Funding Rate Arbitrage: Comparing Hyperliquid, Bybit, and Binance
The essence of modern crypto derivatives trading lies in funding rate arbitrage—capitalizing on the spread between different exchanges and different sides of the market. Today's market context, with MAVIA at 51.65% and STABLE at -40.96%, illustrates why a perp DEX aggregator is indispensable. A trader looking to short MAVIA perps to capture the 51.65% yield must ask: is Hyperliquid offering the best rate? What if Binance is offering 55%, or what if Bybit is lagging at 45%? Without a perp DEX aggregator, compiling this data is manual, slow, and prone to error. Furthermore, executing the opposite leg of the trade—buying the spot asset—requires finding the venue with the lowest slippage. Tangerine solves this by comparing funding rates across DEXs like Aster, Lighter, Vest, Bluefin, Paradex, EdgeX, WOOFi Pro, Hibachi, and Pacifica, alongside CEXs like Binance, Bybit, OKX, BingX, Bitget, and KuCoin. By presenting a unified view of crypto derivatives pricing, Tangerine empowers traders to deploy capital where it works hardest, ensuring they always capture the maximum available yield on their carry trade setups without leaving money on the table due to fragmented information across Web3 platforms.

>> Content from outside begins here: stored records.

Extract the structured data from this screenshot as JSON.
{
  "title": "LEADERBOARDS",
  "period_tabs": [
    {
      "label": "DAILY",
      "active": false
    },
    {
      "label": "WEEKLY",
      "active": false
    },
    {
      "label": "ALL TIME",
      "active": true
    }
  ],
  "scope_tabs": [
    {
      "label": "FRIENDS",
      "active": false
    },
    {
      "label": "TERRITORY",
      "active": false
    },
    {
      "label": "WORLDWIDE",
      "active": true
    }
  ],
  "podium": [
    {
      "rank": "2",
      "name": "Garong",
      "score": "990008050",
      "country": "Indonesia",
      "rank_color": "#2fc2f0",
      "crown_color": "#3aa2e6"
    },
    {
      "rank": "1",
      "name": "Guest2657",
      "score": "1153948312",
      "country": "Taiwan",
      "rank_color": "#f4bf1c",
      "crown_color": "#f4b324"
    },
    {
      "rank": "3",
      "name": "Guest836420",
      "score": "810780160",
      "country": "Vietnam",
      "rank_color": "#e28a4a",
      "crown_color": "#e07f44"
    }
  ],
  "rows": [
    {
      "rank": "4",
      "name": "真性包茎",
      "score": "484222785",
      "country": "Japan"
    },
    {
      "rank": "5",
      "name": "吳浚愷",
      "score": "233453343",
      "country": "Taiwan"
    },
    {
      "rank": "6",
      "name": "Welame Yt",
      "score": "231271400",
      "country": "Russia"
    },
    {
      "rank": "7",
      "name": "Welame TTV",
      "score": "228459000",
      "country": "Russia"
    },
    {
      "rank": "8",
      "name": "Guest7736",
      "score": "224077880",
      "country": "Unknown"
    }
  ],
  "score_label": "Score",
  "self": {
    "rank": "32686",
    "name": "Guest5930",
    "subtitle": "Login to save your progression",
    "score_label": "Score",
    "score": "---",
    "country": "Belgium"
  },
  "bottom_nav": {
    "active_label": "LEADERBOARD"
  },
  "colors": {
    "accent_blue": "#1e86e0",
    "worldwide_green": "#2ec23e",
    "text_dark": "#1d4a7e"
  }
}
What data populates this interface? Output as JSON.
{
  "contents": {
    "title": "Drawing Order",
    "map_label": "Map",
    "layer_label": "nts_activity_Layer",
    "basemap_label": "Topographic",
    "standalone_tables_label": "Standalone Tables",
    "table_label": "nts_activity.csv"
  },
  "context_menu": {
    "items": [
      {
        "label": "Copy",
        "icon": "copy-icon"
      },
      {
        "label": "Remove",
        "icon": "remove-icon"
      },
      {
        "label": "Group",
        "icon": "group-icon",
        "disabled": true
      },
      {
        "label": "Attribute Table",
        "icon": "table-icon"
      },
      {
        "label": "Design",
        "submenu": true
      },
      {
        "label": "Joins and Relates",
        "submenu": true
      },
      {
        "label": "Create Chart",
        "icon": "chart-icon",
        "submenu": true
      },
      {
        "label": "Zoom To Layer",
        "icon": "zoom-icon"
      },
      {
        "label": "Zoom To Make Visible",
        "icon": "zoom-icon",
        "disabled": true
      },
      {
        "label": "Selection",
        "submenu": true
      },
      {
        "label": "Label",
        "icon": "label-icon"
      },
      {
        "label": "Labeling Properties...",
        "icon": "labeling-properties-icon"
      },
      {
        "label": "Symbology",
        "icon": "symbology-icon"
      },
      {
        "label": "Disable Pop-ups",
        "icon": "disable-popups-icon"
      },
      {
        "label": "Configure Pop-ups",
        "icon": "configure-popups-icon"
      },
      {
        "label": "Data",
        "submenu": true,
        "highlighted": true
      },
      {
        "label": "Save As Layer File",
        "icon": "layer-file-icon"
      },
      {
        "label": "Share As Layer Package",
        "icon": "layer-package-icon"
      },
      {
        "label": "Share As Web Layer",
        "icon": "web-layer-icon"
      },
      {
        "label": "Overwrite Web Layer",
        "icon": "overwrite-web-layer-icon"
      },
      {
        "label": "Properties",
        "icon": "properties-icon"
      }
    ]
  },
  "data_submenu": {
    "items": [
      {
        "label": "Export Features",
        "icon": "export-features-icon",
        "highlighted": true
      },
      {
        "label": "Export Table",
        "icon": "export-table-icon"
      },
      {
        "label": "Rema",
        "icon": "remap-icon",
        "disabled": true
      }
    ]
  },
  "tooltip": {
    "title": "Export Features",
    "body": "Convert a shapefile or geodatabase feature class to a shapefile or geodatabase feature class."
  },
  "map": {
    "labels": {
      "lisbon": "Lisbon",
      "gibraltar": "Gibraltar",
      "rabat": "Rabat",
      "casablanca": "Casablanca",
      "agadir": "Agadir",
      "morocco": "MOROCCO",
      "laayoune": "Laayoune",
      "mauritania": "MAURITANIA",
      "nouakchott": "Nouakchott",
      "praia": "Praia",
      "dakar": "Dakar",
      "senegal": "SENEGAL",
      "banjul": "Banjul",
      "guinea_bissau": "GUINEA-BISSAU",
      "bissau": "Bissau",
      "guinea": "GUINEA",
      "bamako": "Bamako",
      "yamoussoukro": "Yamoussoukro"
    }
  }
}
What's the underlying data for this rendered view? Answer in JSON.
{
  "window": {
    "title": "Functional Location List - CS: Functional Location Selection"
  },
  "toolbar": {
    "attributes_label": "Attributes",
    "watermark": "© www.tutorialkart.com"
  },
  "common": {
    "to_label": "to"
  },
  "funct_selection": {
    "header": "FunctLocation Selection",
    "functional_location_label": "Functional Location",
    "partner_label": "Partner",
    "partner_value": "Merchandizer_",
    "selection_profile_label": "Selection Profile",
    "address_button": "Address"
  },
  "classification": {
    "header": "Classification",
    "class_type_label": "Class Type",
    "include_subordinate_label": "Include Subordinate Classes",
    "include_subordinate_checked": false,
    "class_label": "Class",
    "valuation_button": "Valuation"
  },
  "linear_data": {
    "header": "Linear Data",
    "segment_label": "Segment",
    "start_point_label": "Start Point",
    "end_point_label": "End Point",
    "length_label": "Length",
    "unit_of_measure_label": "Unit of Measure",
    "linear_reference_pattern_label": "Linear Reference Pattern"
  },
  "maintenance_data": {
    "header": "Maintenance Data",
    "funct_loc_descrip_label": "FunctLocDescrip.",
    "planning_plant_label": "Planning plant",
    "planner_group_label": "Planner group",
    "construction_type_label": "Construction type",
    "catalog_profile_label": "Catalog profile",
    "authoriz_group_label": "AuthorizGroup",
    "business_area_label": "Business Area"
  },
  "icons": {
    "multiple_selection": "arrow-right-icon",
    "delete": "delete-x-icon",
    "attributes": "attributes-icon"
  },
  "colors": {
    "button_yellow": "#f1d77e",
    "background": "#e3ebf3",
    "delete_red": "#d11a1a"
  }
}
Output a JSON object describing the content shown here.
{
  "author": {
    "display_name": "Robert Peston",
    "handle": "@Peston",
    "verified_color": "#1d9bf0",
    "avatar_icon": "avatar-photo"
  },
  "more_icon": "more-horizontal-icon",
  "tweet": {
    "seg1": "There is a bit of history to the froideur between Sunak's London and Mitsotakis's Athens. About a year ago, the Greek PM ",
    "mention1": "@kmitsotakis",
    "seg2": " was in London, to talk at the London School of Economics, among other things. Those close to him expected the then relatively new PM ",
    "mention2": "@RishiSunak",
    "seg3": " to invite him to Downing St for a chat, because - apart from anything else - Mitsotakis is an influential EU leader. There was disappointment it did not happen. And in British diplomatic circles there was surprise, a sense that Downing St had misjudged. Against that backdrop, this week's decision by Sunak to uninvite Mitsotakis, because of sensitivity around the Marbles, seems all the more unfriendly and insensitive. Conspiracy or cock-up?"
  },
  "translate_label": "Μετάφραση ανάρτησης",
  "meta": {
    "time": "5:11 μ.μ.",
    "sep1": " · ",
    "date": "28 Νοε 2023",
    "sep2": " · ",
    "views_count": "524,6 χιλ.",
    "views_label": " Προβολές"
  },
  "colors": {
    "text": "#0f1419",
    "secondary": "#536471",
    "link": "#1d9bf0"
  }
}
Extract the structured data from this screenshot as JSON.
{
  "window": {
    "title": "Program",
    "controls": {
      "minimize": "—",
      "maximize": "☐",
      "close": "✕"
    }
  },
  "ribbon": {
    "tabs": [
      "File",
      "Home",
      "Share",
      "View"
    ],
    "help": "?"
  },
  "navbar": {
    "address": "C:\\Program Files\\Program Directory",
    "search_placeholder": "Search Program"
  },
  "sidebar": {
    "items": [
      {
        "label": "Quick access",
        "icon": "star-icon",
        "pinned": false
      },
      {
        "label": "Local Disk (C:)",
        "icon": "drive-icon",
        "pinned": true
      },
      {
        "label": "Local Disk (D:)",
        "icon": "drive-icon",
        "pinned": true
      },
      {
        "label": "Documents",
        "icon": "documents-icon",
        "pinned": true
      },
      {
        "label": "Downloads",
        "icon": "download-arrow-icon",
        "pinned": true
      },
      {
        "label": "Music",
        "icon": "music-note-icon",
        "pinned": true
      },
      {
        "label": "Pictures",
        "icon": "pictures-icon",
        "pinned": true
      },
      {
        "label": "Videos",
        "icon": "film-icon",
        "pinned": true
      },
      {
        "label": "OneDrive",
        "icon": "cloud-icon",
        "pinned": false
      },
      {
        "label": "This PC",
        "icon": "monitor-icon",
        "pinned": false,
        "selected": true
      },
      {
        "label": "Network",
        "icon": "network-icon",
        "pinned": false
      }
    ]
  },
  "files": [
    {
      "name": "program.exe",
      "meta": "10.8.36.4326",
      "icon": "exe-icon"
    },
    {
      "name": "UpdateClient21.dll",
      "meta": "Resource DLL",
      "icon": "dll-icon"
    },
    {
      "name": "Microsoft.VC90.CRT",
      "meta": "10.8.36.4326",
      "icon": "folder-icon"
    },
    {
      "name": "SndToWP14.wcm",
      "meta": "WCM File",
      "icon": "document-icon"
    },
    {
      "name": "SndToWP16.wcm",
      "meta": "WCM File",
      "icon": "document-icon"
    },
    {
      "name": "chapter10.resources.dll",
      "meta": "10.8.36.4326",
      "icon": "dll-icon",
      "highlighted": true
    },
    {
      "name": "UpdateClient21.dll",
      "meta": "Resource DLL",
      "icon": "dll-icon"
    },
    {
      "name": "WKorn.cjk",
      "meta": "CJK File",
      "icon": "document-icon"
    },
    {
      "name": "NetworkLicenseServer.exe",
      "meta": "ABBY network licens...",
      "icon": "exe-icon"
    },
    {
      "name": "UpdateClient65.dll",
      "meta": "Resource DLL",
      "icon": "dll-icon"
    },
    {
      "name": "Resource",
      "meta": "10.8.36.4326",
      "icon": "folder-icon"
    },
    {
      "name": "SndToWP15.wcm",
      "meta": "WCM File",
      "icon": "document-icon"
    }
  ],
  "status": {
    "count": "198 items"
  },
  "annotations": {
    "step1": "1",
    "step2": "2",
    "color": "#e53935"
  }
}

Navigating Web3 Crypto Derivatives with a Perp DEX Aggregator
As the crypto derivatives market matures, the fragmentation of liquidity across Web3 protocols and centralized entities will only increase. Today's data from April 25, 2026, underscores the immense potential for yield generation through perp DEX trading, but it also highlights the complexity. Juggling a deeply negative rate on APE, a hyper-positive rate on MAVIA, and a steady carry trade on XMR requires sophisticated tooling. A perp DEX aggregator is no longer a luxury; it is a necessity for any serious DeFi trading operation. By instantly surfacing the best funding rates across platforms—whether that is a 51% yield on Hyperliquid or a localized discrepancy on WOOFi Pro or Hibachi—Tangerine allows traders to navigate this fractured landscape efficiently. The carry trade opportunities are abundant, but they favor the informed and the fast. As we continue to monitor the shifting dynamics of BTC dominance and altcoin momentum, keeping a close eye on annualised funding rates remains the most reliable compass for finding alpha in the perpetual futures market. Always compare your rates, hedge your spot exposure, and let the data drive your crypto derivatives strategy.